Recent developments show a field in flux
A new data set of middle- and upper-stratospheric temperatures based on reprocessing of satellite radiances provides a view of stratospheric climate change during the period 1979–2005 that is strikingly different from that provided by earlier data sets. The new data call into question our understanding of observed stratospheric temperature trends and our ability to test simulations of the stratospheric response to emissions of greenhouse gases and ozone-depleting substances.
What was wrong with the original processing of the satellite data? Nobody knows:
The methodology used to generate the original Met Office SSU data remains undocumented and so the climate community are unable to explain the large discrepancies between the original Met Office and NOAA SSU products highlighted here.
Shades of the Climategate “Harry read me” file, and this was only just discovered. All the modelers have been using bogus data to try to calibrate their models. Go back to square one guys.
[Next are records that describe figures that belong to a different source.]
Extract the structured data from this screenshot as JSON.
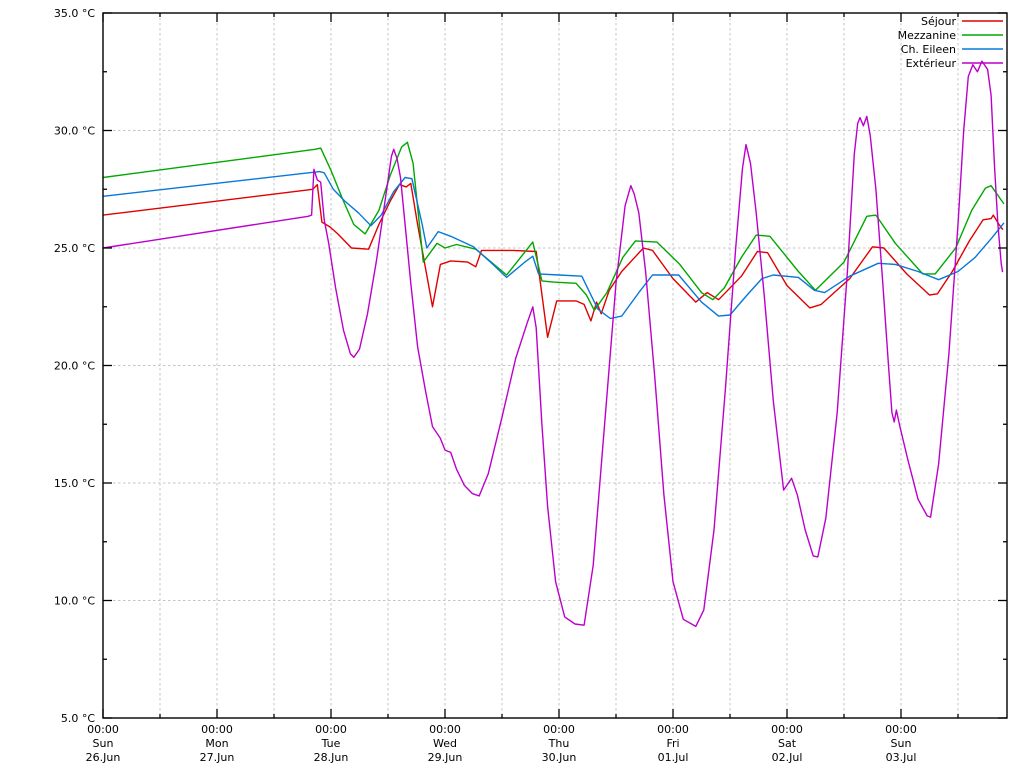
{
  "chart_data": {
    "type": "line",
    "title": "",
    "y_axis": {
      "min": 5,
      "max": 35,
      "major_step": 5,
      "minor_step": 2.5,
      "unit": "°C",
      "tick_values": [
        35,
        30,
        25,
        20,
        15,
        10,
        5
      ],
      "tick_labels": [
        "35.0 °C",
        "30.0 °C",
        "25.0 °C",
        "20.0 °C",
        "15.0 °C",
        "10.0 °C",
        "5.0 °C"
      ]
    },
    "x_axis": {
      "unit": "days",
      "range_days": [
        0,
        7.93
      ],
      "minor_step_days": 0.5,
      "majors": [
        {
          "day": 0,
          "time": "00:00",
          "weekday": "Sun",
          "date": "26.Jun"
        },
        {
          "day": 1,
          "time": "00:00",
          "weekday": "Mon",
          "date": "27.Jun"
        },
        {
          "day": 2,
          "time": "00:00",
          "weekday": "Tue",
          "date": "28.Jun"
        },
        {
          "day": 3,
          "time": "00:00",
          "weekday": "Wed",
          "date": "29.Jun"
        },
        {
          "day": 4,
          "time": "00:00",
          "weekday": "Thu",
          "date": "30.Jun"
        },
        {
          "day": 5,
          "time": "00:00",
          "weekday": "Fri",
          "date": "01.Jul"
        },
        {
          "day": 6,
          "time": "00:00",
          "weekday": "Sat",
          "date": "02.Jul"
        },
        {
          "day": 7,
          "time": "00:00",
          "weekday": "Sun",
          "date": "03.Jul"
        }
      ]
    },
    "grid": {
      "show": true,
      "style": "dashed",
      "color": "#c4c4c4"
    },
    "legend": {
      "position": "top-right",
      "entries": [
        "Séjour",
        "Mezzanine",
        "Ch. Eileen",
        "Extérieur"
      ]
    },
    "series": [
      {
        "name": "Séjour",
        "color": "#e00000",
        "points": [
          [
            0,
            26.4
          ],
          [
            1.84,
            27.5
          ],
          [
            1.88,
            27.7
          ],
          [
            1.92,
            26.1
          ],
          [
            1.99,
            25.9
          ],
          [
            2.06,
            25.6
          ],
          [
            2.18,
            25.0
          ],
          [
            2.33,
            24.95
          ],
          [
            2.42,
            26.0
          ],
          [
            2.52,
            27.0
          ],
          [
            2.6,
            27.7
          ],
          [
            2.66,
            27.6
          ],
          [
            2.7,
            27.75
          ],
          [
            2.76,
            26.0
          ],
          [
            2.89,
            22.5
          ],
          [
            2.96,
            24.3
          ],
          [
            3.05,
            24.45
          ],
          [
            3.2,
            24.4
          ],
          [
            3.27,
            24.2
          ],
          [
            3.32,
            24.9
          ],
          [
            3.6,
            24.9
          ],
          [
            3.8,
            24.85
          ],
          [
            3.9,
            21.2
          ],
          [
            3.98,
            22.75
          ],
          [
            4.15,
            22.75
          ],
          [
            4.22,
            22.6
          ],
          [
            4.28,
            21.9
          ],
          [
            4.33,
            22.7
          ],
          [
            4.37,
            22.2
          ],
          [
            4.44,
            23.2
          ],
          [
            4.55,
            24.0
          ],
          [
            4.74,
            25.0
          ],
          [
            4.82,
            24.9
          ],
          [
            5.0,
            23.7
          ],
          [
            5.2,
            22.7
          ],
          [
            5.3,
            23.1
          ],
          [
            5.4,
            22.8
          ],
          [
            5.6,
            23.8
          ],
          [
            5.74,
            24.85
          ],
          [
            5.83,
            24.8
          ],
          [
            6.0,
            23.4
          ],
          [
            6.2,
            22.45
          ],
          [
            6.3,
            22.6
          ],
          [
            6.55,
            23.7
          ],
          [
            6.75,
            25.05
          ],
          [
            6.85,
            25.0
          ],
          [
            7.05,
            23.9
          ],
          [
            7.25,
            23.0
          ],
          [
            7.32,
            23.05
          ],
          [
            7.45,
            24.0
          ],
          [
            7.6,
            25.3
          ],
          [
            7.72,
            26.2
          ],
          [
            7.79,
            26.25
          ],
          [
            7.81,
            26.4
          ],
          [
            7.86,
            26.0
          ],
          [
            7.89,
            25.8
          ]
        ]
      },
      {
        "name": "Mezzanine",
        "color": "#00a800",
        "points": [
          [
            0,
            28.0
          ],
          [
            1.86,
            29.2
          ],
          [
            1.91,
            29.25
          ],
          [
            2.0,
            28.3
          ],
          [
            2.1,
            27.1
          ],
          [
            2.2,
            26.0
          ],
          [
            2.3,
            25.6
          ],
          [
            2.42,
            26.6
          ],
          [
            2.52,
            28.1
          ],
          [
            2.62,
            29.3
          ],
          [
            2.67,
            29.5
          ],
          [
            2.72,
            28.6
          ],
          [
            2.81,
            24.4
          ],
          [
            2.93,
            25.2
          ],
          [
            3.0,
            25.0
          ],
          [
            3.1,
            25.15
          ],
          [
            3.27,
            24.95
          ],
          [
            3.54,
            23.85
          ],
          [
            3.77,
            25.25
          ],
          [
            3.85,
            23.6
          ],
          [
            3.95,
            23.55
          ],
          [
            4.15,
            23.5
          ],
          [
            4.24,
            23.0
          ],
          [
            4.31,
            22.35
          ],
          [
            4.42,
            23.1
          ],
          [
            4.56,
            24.6
          ],
          [
            4.67,
            25.3
          ],
          [
            4.86,
            25.25
          ],
          [
            5.06,
            24.3
          ],
          [
            5.25,
            23.1
          ],
          [
            5.35,
            22.8
          ],
          [
            5.45,
            23.3
          ],
          [
            5.6,
            24.6
          ],
          [
            5.73,
            25.55
          ],
          [
            5.85,
            25.5
          ],
          [
            6.1,
            24.0
          ],
          [
            6.25,
            23.2
          ],
          [
            6.5,
            24.4
          ],
          [
            6.7,
            26.35
          ],
          [
            6.78,
            26.4
          ],
          [
            6.95,
            25.2
          ],
          [
            7.19,
            23.9
          ],
          [
            7.3,
            23.9
          ],
          [
            7.48,
            25.0
          ],
          [
            7.62,
            26.6
          ],
          [
            7.74,
            27.55
          ],
          [
            7.79,
            27.65
          ],
          [
            7.87,
            27.1
          ],
          [
            7.9,
            26.9
          ]
        ]
      },
      {
        "name": "Ch. Eileen",
        "color": "#0878d8",
        "points": [
          [
            0,
            27.2
          ],
          [
            1.9,
            28.25
          ],
          [
            1.94,
            28.2
          ],
          [
            2.02,
            27.5
          ],
          [
            2.12,
            27.0
          ],
          [
            2.24,
            26.5
          ],
          [
            2.35,
            25.95
          ],
          [
            2.44,
            26.4
          ],
          [
            2.55,
            27.4
          ],
          [
            2.65,
            28.0
          ],
          [
            2.71,
            27.95
          ],
          [
            2.8,
            26.0
          ],
          [
            2.84,
            25.0
          ],
          [
            2.94,
            25.7
          ],
          [
            3.05,
            25.5
          ],
          [
            3.25,
            25.05
          ],
          [
            3.42,
            24.3
          ],
          [
            3.54,
            23.75
          ],
          [
            3.7,
            24.4
          ],
          [
            3.77,
            24.65
          ],
          [
            3.82,
            23.9
          ],
          [
            4.0,
            23.85
          ],
          [
            4.2,
            23.8
          ],
          [
            4.34,
            22.4
          ],
          [
            4.45,
            22.0
          ],
          [
            4.55,
            22.1
          ],
          [
            4.7,
            23.1
          ],
          [
            4.82,
            23.85
          ],
          [
            5.05,
            23.85
          ],
          [
            5.25,
            22.7
          ],
          [
            5.4,
            22.1
          ],
          [
            5.5,
            22.15
          ],
          [
            5.65,
            23.0
          ],
          [
            5.78,
            23.7
          ],
          [
            5.88,
            23.85
          ],
          [
            6.1,
            23.75
          ],
          [
            6.24,
            23.2
          ],
          [
            6.33,
            23.1
          ],
          [
            6.55,
            23.8
          ],
          [
            6.8,
            24.35
          ],
          [
            6.95,
            24.3
          ],
          [
            7.15,
            24.0
          ],
          [
            7.33,
            23.65
          ],
          [
            7.5,
            24.0
          ],
          [
            7.65,
            24.6
          ],
          [
            7.8,
            25.45
          ],
          [
            7.9,
            26.05
          ]
        ]
      },
      {
        "name": "Extérieur",
        "color": "#bc00cc",
        "points": [
          [
            0,
            25.0
          ],
          [
            1.8,
            26.35
          ],
          [
            1.83,
            26.4
          ],
          [
            1.85,
            28.35
          ],
          [
            1.88,
            27.9
          ],
          [
            1.91,
            27.8
          ],
          [
            1.94,
            26.2
          ],
          [
            1.98,
            25.2
          ],
          [
            2.04,
            23.3
          ],
          [
            2.11,
            21.5
          ],
          [
            2.17,
            20.5
          ],
          [
            2.2,
            20.35
          ],
          [
            2.25,
            20.7
          ],
          [
            2.32,
            22.2
          ],
          [
            2.4,
            24.5
          ],
          [
            2.48,
            27.2
          ],
          [
            2.53,
            28.9
          ],
          [
            2.55,
            29.2
          ],
          [
            2.58,
            28.8
          ],
          [
            2.61,
            28.0
          ],
          [
            2.65,
            26.0
          ],
          [
            2.7,
            23.5
          ],
          [
            2.76,
            20.8
          ],
          [
            2.83,
            18.9
          ],
          [
            2.89,
            17.4
          ],
          [
            2.96,
            16.9
          ],
          [
            3.0,
            16.4
          ],
          [
            3.05,
            16.3
          ],
          [
            3.1,
            15.6
          ],
          [
            3.17,
            14.9
          ],
          [
            3.24,
            14.55
          ],
          [
            3.3,
            14.45
          ],
          [
            3.38,
            15.4
          ],
          [
            3.5,
            17.8
          ],
          [
            3.62,
            20.3
          ],
          [
            3.72,
            21.8
          ],
          [
            3.77,
            22.5
          ],
          [
            3.8,
            21.6
          ],
          [
            3.85,
            17.5
          ],
          [
            3.9,
            14.0
          ],
          [
            3.97,
            10.8
          ],
          [
            4.05,
            9.3
          ],
          [
            4.14,
            9.0
          ],
          [
            4.22,
            8.95
          ],
          [
            4.3,
            11.5
          ],
          [
            4.4,
            17.5
          ],
          [
            4.5,
            23.5
          ],
          [
            4.58,
            26.8
          ],
          [
            4.63,
            27.65
          ],
          [
            4.66,
            27.3
          ],
          [
            4.7,
            26.5
          ],
          [
            4.76,
            24.0
          ],
          [
            4.84,
            19.5
          ],
          [
            4.92,
            14.5
          ],
          [
            5.0,
            10.8
          ],
          [
            5.09,
            9.2
          ],
          [
            5.2,
            8.9
          ],
          [
            5.27,
            9.6
          ],
          [
            5.36,
            13.0
          ],
          [
            5.46,
            19.0
          ],
          [
            5.55,
            25.0
          ],
          [
            5.61,
            28.4
          ],
          [
            5.64,
            29.4
          ],
          [
            5.68,
            28.6
          ],
          [
            5.73,
            26.5
          ],
          [
            5.8,
            23.0
          ],
          [
            5.88,
            18.5
          ],
          [
            5.97,
            14.7
          ],
          [
            6.04,
            15.2
          ],
          [
            6.09,
            14.5
          ],
          [
            6.16,
            13.0
          ],
          [
            6.23,
            11.9
          ],
          [
            6.27,
            11.85
          ],
          [
            6.34,
            13.5
          ],
          [
            6.44,
            18.0
          ],
          [
            6.53,
            24.0
          ],
          [
            6.59,
            29.0
          ],
          [
            6.62,
            30.3
          ],
          [
            6.64,
            30.55
          ],
          [
            6.67,
            30.2
          ],
          [
            6.7,
            30.6
          ],
          [
            6.73,
            29.8
          ],
          [
            6.78,
            27.5
          ],
          [
            6.84,
            23.5
          ],
          [
            6.89,
            20.0
          ],
          [
            6.92,
            18.0
          ],
          [
            6.94,
            17.6
          ],
          [
            6.96,
            18.1
          ],
          [
            6.99,
            17.4
          ],
          [
            7.06,
            16.0
          ],
          [
            7.15,
            14.3
          ],
          [
            7.23,
            13.6
          ],
          [
            7.26,
            13.55
          ],
          [
            7.33,
            15.8
          ],
          [
            7.42,
            20.5
          ],
          [
            7.5,
            26.0
          ],
          [
            7.55,
            30.0
          ],
          [
            7.59,
            32.3
          ],
          [
            7.63,
            32.8
          ],
          [
            7.67,
            32.5
          ],
          [
            7.71,
            32.95
          ],
          [
            7.76,
            32.6
          ],
          [
            7.79,
            31.5
          ],
          [
            7.82,
            28.5
          ],
          [
            7.85,
            26.0
          ],
          [
            7.88,
            24.3
          ],
          [
            7.89,
            24.0
          ]
        ]
      }
    ]
  }
}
Another recent paper gives a taste of just how preliminary present theorizing about ozone and climate is. “Ozone depletion trumps greenhouse gas increase in jet-stream shift,” say researchers at Penn State. Okay, so they think ozone (and hence the sun) is a player, but wow, look at their methodology. It’s pure data sifting in search of relationships to examine:
Lee and her colleague, Steven Feldstein, professor of meteorology, developed a new method to distinguish between the effects of the two forcings. The method uses a cluster analysis to investigate the effects of ozone and greenhouse gas on several different observed wind patterns.
Nothing wrong with data sifting. This is how scientists get leads, but it is the mark of a field that is in its infancy, at least in terms of figuring out the more complex relationships. In such a circumstance it is grossly inappropriate for the IPCC and NCAR to be making extravagant claims about what can’t be happening, especially when they are claiming to exclude something that simple logic says probably will happen (that jet stream shifts will affect net cloud formation), and even more especially when the paleo-evidence indicates that some such thing is happening.
It’s anti-science all the way down
In sum, the IPCC authors do pretty much exactly the same thing with solar UV in chapter 11 as they do with GCR in chapter 7. They look at one snapshot of how the UV shift might affect climate and very prematurely declare that it would only have a negligible effect on global temperature. In the process there is no mention of the IPCC’s earlier admission of strong paleo-evidence for some substantial mechanism of solar amplification and they proceed as if this evidence does not exist, making no attempt to give it any weight in their predictive scheme.
Theory (their truncated theory of UV-shift effects) is used to dismiss evidence. That is not science, it is anti-science, and the IPCC has been very consistent about it.